What changes when buyers return with a shorter list
On a first tour, buyers often absorb scale and location. On a second pass they ask whether the asset can run their operation on Tuesday at peak—not whether the bay photos looked bright. They stop asking if the building is impressive and start asking if dock spacing, power labels, and yard rights match the rent roll they already read.
If your team is selling, treat the second tour as a confirmation visit with witnesses. If you are buying, arrive with three must-prove items and permission to pass if any fail. Pair this read with our second tour question guide while you are still building the list, and with broker meeting packet guide when materials are not assembled yet.
Clarify what the second tour must prove
A second tour should confirm or eliminate specific unknowns. Write those down: power adequacy, yard rights, roof condition visible from the interior, lease roll timing, or whether shared truck courts actually work at peak.
If outdoor storage is part of the story, read our companion note on outdoor storage for commercial properties so screening, hours, and permitted uses stay on the same page as the building envelope. Share the list with your broker before you travel.

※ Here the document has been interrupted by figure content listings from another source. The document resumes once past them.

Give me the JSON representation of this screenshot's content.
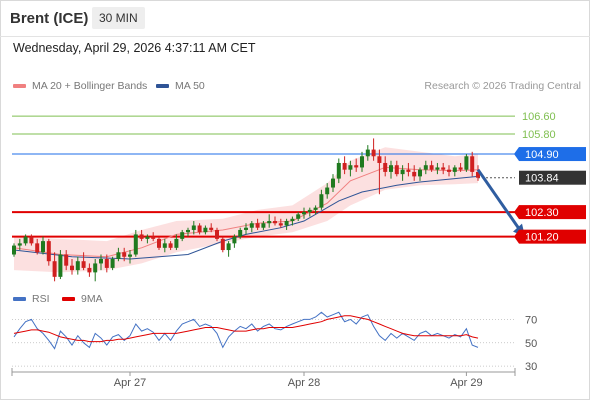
{
  "header": {
    "title": "Brent (ICE)",
    "interval": "30 MIN"
  },
  "timestamp": "Wednesday, April 29, 2026 4:37:11 AM CET",
  "credit": "Research © 2026 Trading Central",
  "legend": {
    "ma20": {
      "label": "MA 20 + Bollinger Bands",
      "color": "#f08080"
    },
    "ma50": {
      "label": "MA 50",
      "color": "#2f5496"
    },
    "rsi": {
      "label": "RSI",
      "color": "#4472c4"
    },
    "ma9": {
      "label": "9MA",
      "color": "#e00000"
    }
  },
  "colors": {
    "up": "#1f7a1f",
    "down": "#d02020",
    "band": "#fbd5d5",
    "arrow": "#2f5da0"
  },
  "chart_data": [
    {
      "type": "candlestick",
      "ylim": [
        98.9,
        107.5
      ],
      "x_tick_labels": [
        "Apr 27",
        "Apr 28",
        "Apr 29"
      ],
      "x_tick_index": [
        20,
        50,
        78
      ],
      "ma50_points": [
        [
          0,
          100.6
        ],
        [
          10,
          100.3
        ],
        [
          20,
          100.2
        ],
        [
          30,
          100.4
        ],
        [
          36,
          101.0
        ],
        [
          40,
          101.3
        ],
        [
          46,
          101.6
        ],
        [
          50,
          101.9
        ],
        [
          56,
          102.8
        ],
        [
          60,
          103.2
        ],
        [
          66,
          103.5
        ],
        [
          70,
          103.65
        ],
        [
          76,
          103.8
        ],
        [
          80,
          103.9
        ]
      ],
      "ma20_points": [
        [
          0,
          100.7
        ],
        [
          8,
          100.4
        ],
        [
          16,
          100.3
        ],
        [
          22,
          100.7
        ],
        [
          28,
          101.3
        ],
        [
          36,
          101.5
        ],
        [
          42,
          101.8
        ],
        [
          48,
          101.9
        ],
        [
          54,
          102.7
        ],
        [
          58,
          103.7
        ],
        [
          64,
          104.3
        ],
        [
          70,
          104.2
        ],
        [
          76,
          104.15
        ],
        [
          80,
          104.2
        ]
      ],
      "bollinger_upper": [
        [
          0,
          101.2
        ],
        [
          8,
          101.1
        ],
        [
          16,
          101.0
        ],
        [
          22,
          101.5
        ],
        [
          28,
          101.9
        ],
        [
          36,
          102.0
        ],
        [
          42,
          102.4
        ],
        [
          48,
          102.6
        ],
        [
          54,
          103.6
        ],
        [
          58,
          104.6
        ],
        [
          64,
          105.2
        ],
        [
          70,
          105.0
        ],
        [
          76,
          104.8
        ],
        [
          80,
          104.9
        ]
      ],
      "bollinger_lower": [
        [
          0,
          99.7
        ],
        [
          8,
          99.6
        ],
        [
          16,
          99.7
        ],
        [
          22,
          100.0
        ],
        [
          28,
          100.5
        ],
        [
          36,
          100.9
        ],
        [
          42,
          101.2
        ],
        [
          48,
          101.4
        ],
        [
          54,
          101.9
        ],
        [
          58,
          102.6
        ],
        [
          64,
          103.3
        ],
        [
          70,
          103.5
        ],
        [
          76,
          103.55
        ],
        [
          80,
          103.6
        ]
      ],
      "levels": [
        {
          "label": "106.60",
          "value": 106.6,
          "color": "#7fbf50",
          "kind": "resistance"
        },
        {
          "label": "105.80",
          "value": 105.8,
          "color": "#7fbf50",
          "kind": "resistance"
        },
        {
          "label": "104.90",
          "value": 104.9,
          "color": "#1e6ee8",
          "kind": "pivot"
        },
        {
          "label": "103.84",
          "value": 103.84,
          "color": "#333333",
          "kind": "last"
        },
        {
          "label": "102.30",
          "value": 102.3,
          "color": "#e00000",
          "kind": "support"
        },
        {
          "label": "101.20",
          "value": 101.2,
          "color": "#e00000",
          "kind": "support"
        }
      ],
      "arrow": {
        "from": [
          80,
          104.2
        ],
        "to": [
          85,
          101.2
        ]
      },
      "candles": [
        [
          100.4,
          100.9,
          100.3,
          100.8
        ],
        [
          100.8,
          101.1,
          100.6,
          100.9
        ],
        [
          100.9,
          101.3,
          100.8,
          101.2
        ],
        [
          101.2,
          101.3,
          100.8,
          100.9
        ],
        [
          100.9,
          101.1,
          100.4,
          100.5
        ],
        [
          100.5,
          101.2,
          100.4,
          101.0
        ],
        [
          101.0,
          101.1,
          99.9,
          100.1
        ],
        [
          100.1,
          100.5,
          99.2,
          99.4
        ],
        [
          99.4,
          100.6,
          99.3,
          100.4
        ],
        [
          100.4,
          100.6,
          99.7,
          99.9
        ],
        [
          99.9,
          100.2,
          99.5,
          99.7
        ],
        [
          99.7,
          100.3,
          99.5,
          100.1
        ],
        [
          100.1,
          100.5,
          99.7,
          99.8
        ],
        [
          99.8,
          100.0,
          99.4,
          99.6
        ],
        [
          99.6,
          100.2,
          99.2,
          100.0
        ],
        [
          100.0,
          100.4,
          99.7,
          100.2
        ],
        [
          100.2,
          100.4,
          99.6,
          99.8
        ],
        [
          99.8,
          100.3,
          99.7,
          100.2
        ],
        [
          100.2,
          100.7,
          100.1,
          100.5
        ],
        [
          100.5,
          100.7,
          100.1,
          100.3
        ],
        [
          100.3,
          100.6,
          100.0,
          100.4
        ],
        [
          100.4,
          101.5,
          100.3,
          101.3
        ],
        [
          101.3,
          101.5,
          101.0,
          101.1
        ],
        [
          101.1,
          101.3,
          100.9,
          101.2
        ],
        [
          101.2,
          101.4,
          101.0,
          101.1
        ],
        [
          101.1,
          101.2,
          100.6,
          100.7
        ],
        [
          100.7,
          101.1,
          100.5,
          100.9
        ],
        [
          100.9,
          101.0,
          100.6,
          100.7
        ],
        [
          100.7,
          101.3,
          100.6,
          101.1
        ],
        [
          101.1,
          101.5,
          101.0,
          101.4
        ],
        [
          101.4,
          101.6,
          101.2,
          101.5
        ],
        [
          101.5,
          101.9,
          101.3,
          101.7
        ],
        [
          101.7,
          101.8,
          101.3,
          101.4
        ],
        [
          101.4,
          101.7,
          101.3,
          101.6
        ],
        [
          101.6,
          101.8,
          101.4,
          101.5
        ],
        [
          101.5,
          101.6,
          101.0,
          101.1
        ],
        [
          101.1,
          101.2,
          100.5,
          100.6
        ],
        [
          100.6,
          101.0,
          100.3,
          100.9
        ],
        [
          100.9,
          101.3,
          100.7,
          101.2
        ],
        [
          101.2,
          101.6,
          101.1,
          101.5
        ],
        [
          101.5,
          101.8,
          101.3,
          101.6
        ],
        [
          101.6,
          101.9,
          101.4,
          101.8
        ],
        [
          101.8,
          102.0,
          101.5,
          101.6
        ],
        [
          101.6,
          101.9,
          101.5,
          101.8
        ],
        [
          101.8,
          102.2,
          101.6,
          101.9
        ],
        [
          101.9,
          102.1,
          101.7,
          101.8
        ],
        [
          101.8,
          102.0,
          101.6,
          101.7
        ],
        [
          101.7,
          102.0,
          101.5,
          101.9
        ],
        [
          101.9,
          102.1,
          101.7,
          102.0
        ],
        [
          102.0,
          102.3,
          101.9,
          102.2
        ],
        [
          102.2,
          102.5,
          102.0,
          102.3
        ],
        [
          102.3,
          102.5,
          102.1,
          102.4
        ],
        [
          102.4,
          102.6,
          102.2,
          102.5
        ],
        [
          102.5,
          103.3,
          102.4,
          103.1
        ],
        [
          103.1,
          103.6,
          102.9,
          103.4
        ],
        [
          103.4,
          104.0,
          103.2,
          103.8
        ],
        [
          103.8,
          104.7,
          103.6,
          104.5
        ],
        [
          104.5,
          104.8,
          104.0,
          104.2
        ],
        [
          104.2,
          104.6,
          103.9,
          104.4
        ],
        [
          104.4,
          104.7,
          104.1,
          104.3
        ],
        [
          104.3,
          105.0,
          104.1,
          104.8
        ],
        [
          104.8,
          105.3,
          104.6,
          105.1
        ],
        [
          105.1,
          105.6,
          104.6,
          104.8
        ],
        [
          104.8,
          105.1,
          103.1,
          104.5
        ],
        [
          104.5,
          104.8,
          103.9,
          104.1
        ],
        [
          104.1,
          104.6,
          103.8,
          104.4
        ],
        [
          104.4,
          104.6,
          103.9,
          104.0
        ],
        [
          104.0,
          104.4,
          103.7,
          104.2
        ],
        [
          104.2,
          104.5,
          103.9,
          104.1
        ],
        [
          104.1,
          104.4,
          103.7,
          103.9
        ],
        [
          103.9,
          104.3,
          103.7,
          104.2
        ],
        [
          104.2,
          104.6,
          104.0,
          104.4
        ],
        [
          104.4,
          104.6,
          104.1,
          104.2
        ],
        [
          104.2,
          104.5,
          104.0,
          104.3
        ],
        [
          104.3,
          104.5,
          104.0,
          104.2
        ],
        [
          104.2,
          104.4,
          103.9,
          104.1
        ],
        [
          104.1,
          104.4,
          103.9,
          104.3
        ],
        [
          104.3,
          104.5,
          104.1,
          104.2
        ],
        [
          104.2,
          104.9,
          104.1,
          104.8
        ],
        [
          104.8,
          105.0,
          103.9,
          104.1
        ],
        [
          104.1,
          104.4,
          103.7,
          103.84
        ]
      ]
    },
    {
      "type": "line",
      "title": "RSI",
      "ylim": [
        25,
        78
      ],
      "y_ticks": [
        70,
        50,
        30
      ],
      "series": [
        {
          "name": "RSI",
          "color": "#4472c4",
          "values": [
            55,
            62,
            68,
            70,
            62,
            58,
            52,
            45,
            60,
            55,
            48,
            56,
            50,
            46,
            58,
            54,
            48,
            55,
            57,
            52,
            56,
            66,
            60,
            62,
            59,
            52,
            58,
            52,
            60,
            66,
            68,
            70,
            64,
            66,
            64,
            58,
            46,
            55,
            60,
            64,
            62,
            66,
            60,
            64,
            66,
            62,
            61,
            64,
            66,
            68,
            70,
            70,
            72,
            76,
            72,
            74,
            76,
            68,
            70,
            66,
            72,
            74,
            64,
            56,
            52,
            58,
            54,
            58,
            55,
            52,
            58,
            60,
            56,
            58,
            56,
            54,
            57,
            55,
            62,
            48,
            46
          ]
        },
        {
          "name": "9MA",
          "color": "#e00000",
          "values": [
            58,
            59,
            60,
            61,
            61,
            60,
            59,
            57,
            55,
            54,
            53,
            52,
            52,
            51,
            51,
            51,
            52,
            52,
            53,
            53,
            54,
            55,
            56,
            57,
            58,
            58,
            58,
            58,
            58,
            59,
            60,
            61,
            62,
            63,
            63,
            63,
            62,
            61,
            60,
            60,
            60,
            61,
            62,
            62,
            63,
            63,
            63,
            63,
            63,
            64,
            65,
            66,
            67,
            68,
            70,
            71,
            72,
            73,
            73,
            72,
            71,
            70,
            68,
            66,
            64,
            62,
            60,
            58,
            57,
            56,
            56,
            56,
            56,
            56,
            56,
            56,
            56,
            56,
            57,
            55,
            54
          ]
        }
      ]
    }
  ]
}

Reconcile the marketing package with what you already saw
Match the flyer or offering memorandum to your open questions, not to your entire wish list. Note where photos, dimensions, or occupancy descriptions changed since the first tour. Flag gaps early so the listing broker can clarify before you return.
Walk circulation with a narrower lens
On the site plan, trace truck approach, dock face, employee parking, and shared drive aisles again—but this time test the friction points you marked after the first visit. Ask whether peak-season queues are common in the submarket. Stand where a driver would wait if two tenants receive deliveries at once.

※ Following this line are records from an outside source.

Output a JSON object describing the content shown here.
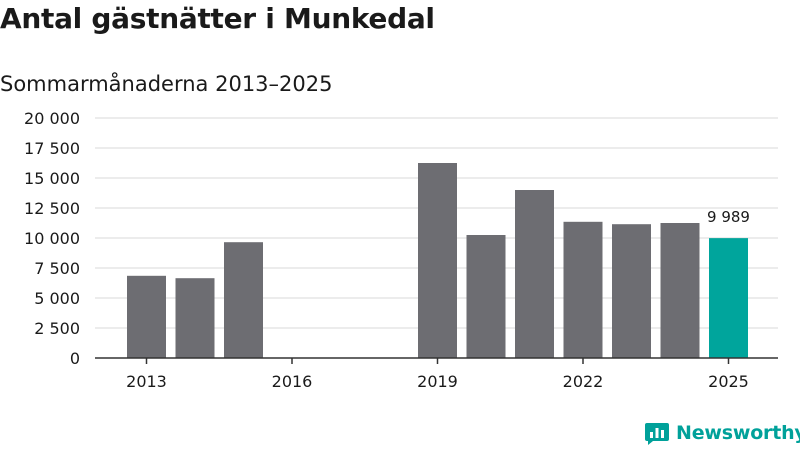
{
  "title": "Antal gästnätter i Munkedal",
  "subtitle": "Sommarmånaderna 2013–2025",
  "brand": {
    "name": "Newsworthy",
    "icon": "newsworthy-logo-icon",
    "color": "#00a19a"
  },
  "chart_data": {
    "type": "bar",
    "categories": [
      "2013",
      "2014",
      "2015",
      "2016",
      "2017",
      "2018",
      "2019",
      "2020",
      "2021",
      "2022",
      "2023",
      "2024",
      "2025"
    ],
    "series": [
      {
        "values": [
          6850,
          6650,
          9650,
          null,
          null,
          null,
          16250,
          10250,
          14000,
          11350,
          11150,
          11250,
          9989
        ]
      }
    ],
    "x_tick_labels": [
      "2013",
      "2016",
      "2019",
      "2022",
      "2025"
    ],
    "y_tick_labels": [
      "0",
      "2 500",
      "5 000",
      "7 500",
      "10 000",
      "12 500",
      "15 000",
      "17 500",
      "20 000"
    ],
    "ylim": [
      0,
      20000
    ],
    "y_step": 2500,
    "grid": true,
    "highlight_index": 12,
    "data_labels": [
      {
        "index": 12,
        "text": "9 989"
      }
    ],
    "colors": {
      "bar": "#6d6d72",
      "highlight": "#00a59c",
      "grid": "#d9d9d9",
      "axis": "#333333"
    }
  }
}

In a multi-tenant park, ask how snow removal, pothole repair, and striping are funded. A second tour is a good time to watch another tenant's delivery if the seller can arrange it without disrupting operations.

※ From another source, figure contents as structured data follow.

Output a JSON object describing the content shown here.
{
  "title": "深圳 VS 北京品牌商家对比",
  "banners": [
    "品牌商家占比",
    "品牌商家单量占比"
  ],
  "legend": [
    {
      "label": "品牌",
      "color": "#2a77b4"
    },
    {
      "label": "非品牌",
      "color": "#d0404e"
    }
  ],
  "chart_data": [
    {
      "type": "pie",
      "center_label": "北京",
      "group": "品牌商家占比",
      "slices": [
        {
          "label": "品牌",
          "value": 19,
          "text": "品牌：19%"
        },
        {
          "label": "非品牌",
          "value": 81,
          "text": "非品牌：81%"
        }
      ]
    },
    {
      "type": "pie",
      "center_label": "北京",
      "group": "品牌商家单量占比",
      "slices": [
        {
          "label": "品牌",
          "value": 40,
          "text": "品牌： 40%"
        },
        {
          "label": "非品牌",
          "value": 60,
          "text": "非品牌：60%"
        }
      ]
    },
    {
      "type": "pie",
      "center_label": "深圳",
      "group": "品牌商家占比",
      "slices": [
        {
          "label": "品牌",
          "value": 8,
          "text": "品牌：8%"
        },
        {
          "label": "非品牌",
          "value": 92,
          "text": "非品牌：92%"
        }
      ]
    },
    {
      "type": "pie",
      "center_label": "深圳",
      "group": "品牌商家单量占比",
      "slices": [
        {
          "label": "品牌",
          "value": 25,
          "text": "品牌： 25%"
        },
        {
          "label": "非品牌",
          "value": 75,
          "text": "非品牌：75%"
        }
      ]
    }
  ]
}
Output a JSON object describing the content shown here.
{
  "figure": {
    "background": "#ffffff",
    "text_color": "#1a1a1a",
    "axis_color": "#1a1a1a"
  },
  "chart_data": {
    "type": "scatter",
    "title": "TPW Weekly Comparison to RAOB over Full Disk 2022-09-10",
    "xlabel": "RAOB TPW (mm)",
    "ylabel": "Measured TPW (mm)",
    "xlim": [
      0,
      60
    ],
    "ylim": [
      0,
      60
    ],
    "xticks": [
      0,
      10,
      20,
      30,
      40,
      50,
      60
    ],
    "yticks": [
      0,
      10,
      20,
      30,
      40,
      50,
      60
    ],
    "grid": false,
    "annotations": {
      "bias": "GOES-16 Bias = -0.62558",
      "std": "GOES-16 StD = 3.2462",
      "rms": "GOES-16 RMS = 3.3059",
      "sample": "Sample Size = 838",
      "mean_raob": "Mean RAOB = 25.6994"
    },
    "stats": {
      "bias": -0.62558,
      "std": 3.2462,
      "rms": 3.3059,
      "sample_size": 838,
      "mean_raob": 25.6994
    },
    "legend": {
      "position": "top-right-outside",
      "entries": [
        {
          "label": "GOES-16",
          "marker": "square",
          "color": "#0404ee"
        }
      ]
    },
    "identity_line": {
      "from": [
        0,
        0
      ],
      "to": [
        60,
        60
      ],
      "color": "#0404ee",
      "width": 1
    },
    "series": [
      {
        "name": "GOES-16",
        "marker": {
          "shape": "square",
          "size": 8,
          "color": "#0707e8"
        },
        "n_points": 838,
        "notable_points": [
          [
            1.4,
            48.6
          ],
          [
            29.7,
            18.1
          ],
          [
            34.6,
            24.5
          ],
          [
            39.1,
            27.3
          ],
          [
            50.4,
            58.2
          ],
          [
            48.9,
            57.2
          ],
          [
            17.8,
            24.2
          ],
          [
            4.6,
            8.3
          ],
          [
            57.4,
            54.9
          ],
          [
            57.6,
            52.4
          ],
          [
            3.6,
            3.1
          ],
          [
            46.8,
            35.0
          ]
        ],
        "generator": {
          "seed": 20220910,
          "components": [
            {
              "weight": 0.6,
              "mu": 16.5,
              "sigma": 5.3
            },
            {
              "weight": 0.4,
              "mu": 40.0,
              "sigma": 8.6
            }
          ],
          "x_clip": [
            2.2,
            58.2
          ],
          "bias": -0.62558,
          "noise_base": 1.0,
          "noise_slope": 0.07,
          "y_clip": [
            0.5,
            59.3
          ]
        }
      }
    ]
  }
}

Questions buyers say out loud on the pavement
On the second pass, buyers ask whether trucks can stage without blocking fire lanes, whether the roof was coated in the last five years, and whether any tenant stores materials outdoors overnight. They ask who pays for pothole repair in a shared park and whether another buyer is already in diligence. They ask to see the electrical room door open—not only the flyer amp count.
They ask whether environmental reports exist at summary level and who holds them. Frame answers as confirmations with documents attached when possible. "Does the phase one summary note any recognized environmental conditions?" invites a useful response.
Reuse a short diligence list
Second tours fail when everyone asks new questions and nobody records answers. Reuse the same prompts:
- Roof age and recent capital projects in plain language.
- Environmental phase one status at a summary level, plus who holds reports.
- Utility capacity labels and whether spare capacity is reserved for future tenants.
- Known encroachments, easements, or shared maintenance on truck courts.
- Outdoor storage rights, screening, and insurance expectations if yards matter to you.
Pair this list with our industrial site visit checklist for Georgia buyers if the first tour skipped a category you now need.
Lease legacy and occupied buildings
When you are buying occupied space, the second tour is often when lease abstracts and rent roll summaries meet the physical asset. Understand which leases roll during your hold period and which service contracts transfer. Bring the rent roll summary you prepared for the broker meeting—not a fresh rewrite from memory.
Power, loading, and interior fit
Second tours often focus on details photographs flatten: floor joints, column spacing, door alignment, and whether electrical room labels match the flyer. Loading questions should be specific: door size, leveler type, apron depth, and whether rail or port access matters to you.
Close the day with a decision
Capture photos your policy allows, note surprises, and assign one owner to update the short list. Decide whether you need a third pass, a written seller clarification, or a pass. If the property fails a must-have, say so internally the same day.